Я моргаю, перевожу взгляд на его кисть, там новая татуировка — вдоль вены надпись «Ира». Высвобождаюсь. Злость поднимается внутри такая, что даже касания неприятны. А ещё больше бесит то, что я ведь пару мгновений до этого всерьёз ждала раскаянья, как самая что ни на есть наивная овца!

— Зачем пришёл? — шлёпаю босыми ногами к клумбе, чтобы скрыть написанные на лице эмоции.

— Хотел убедиться, что ты Ире не враг.

— Прости? — выдыхаю ошарашенно.

А я ещё думала, что он меня уже ничем не удивит.

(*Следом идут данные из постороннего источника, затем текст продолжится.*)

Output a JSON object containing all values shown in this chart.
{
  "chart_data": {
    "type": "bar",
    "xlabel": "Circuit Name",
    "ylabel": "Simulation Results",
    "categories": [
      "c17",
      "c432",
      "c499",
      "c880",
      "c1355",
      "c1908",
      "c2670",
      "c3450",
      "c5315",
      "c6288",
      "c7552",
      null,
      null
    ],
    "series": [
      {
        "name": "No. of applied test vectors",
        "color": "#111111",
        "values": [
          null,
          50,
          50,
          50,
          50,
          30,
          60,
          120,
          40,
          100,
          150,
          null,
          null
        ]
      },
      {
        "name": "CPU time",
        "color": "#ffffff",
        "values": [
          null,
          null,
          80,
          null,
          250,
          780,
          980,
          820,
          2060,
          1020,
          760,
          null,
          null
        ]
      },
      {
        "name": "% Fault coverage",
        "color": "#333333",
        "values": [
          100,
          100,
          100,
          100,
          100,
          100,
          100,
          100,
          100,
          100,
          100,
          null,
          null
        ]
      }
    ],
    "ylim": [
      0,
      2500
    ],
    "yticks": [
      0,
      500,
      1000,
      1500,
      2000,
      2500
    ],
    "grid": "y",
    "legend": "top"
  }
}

— Иногда женщины творят разные плохие вещи, чтобы испортить жизнь сопернице. Говорят из мести гадости или много чего другого... Тебе лучше знать, как там оно у вас бывает. — Тим разворачивает меня к себе и сжимает пальцами плечи. — Надь, повторюсь, моё к тебе отношение не изменилось. Мы были друг у друга первыми во всём. За столько лет родными друг другу стали, и этого не изменить. Я хотел бы услышать от тебя, что ты не держишь зла на Иру.

Вот, значит, кто его заботит.

Я очень стараюсь, чтобы тон меня не выдал.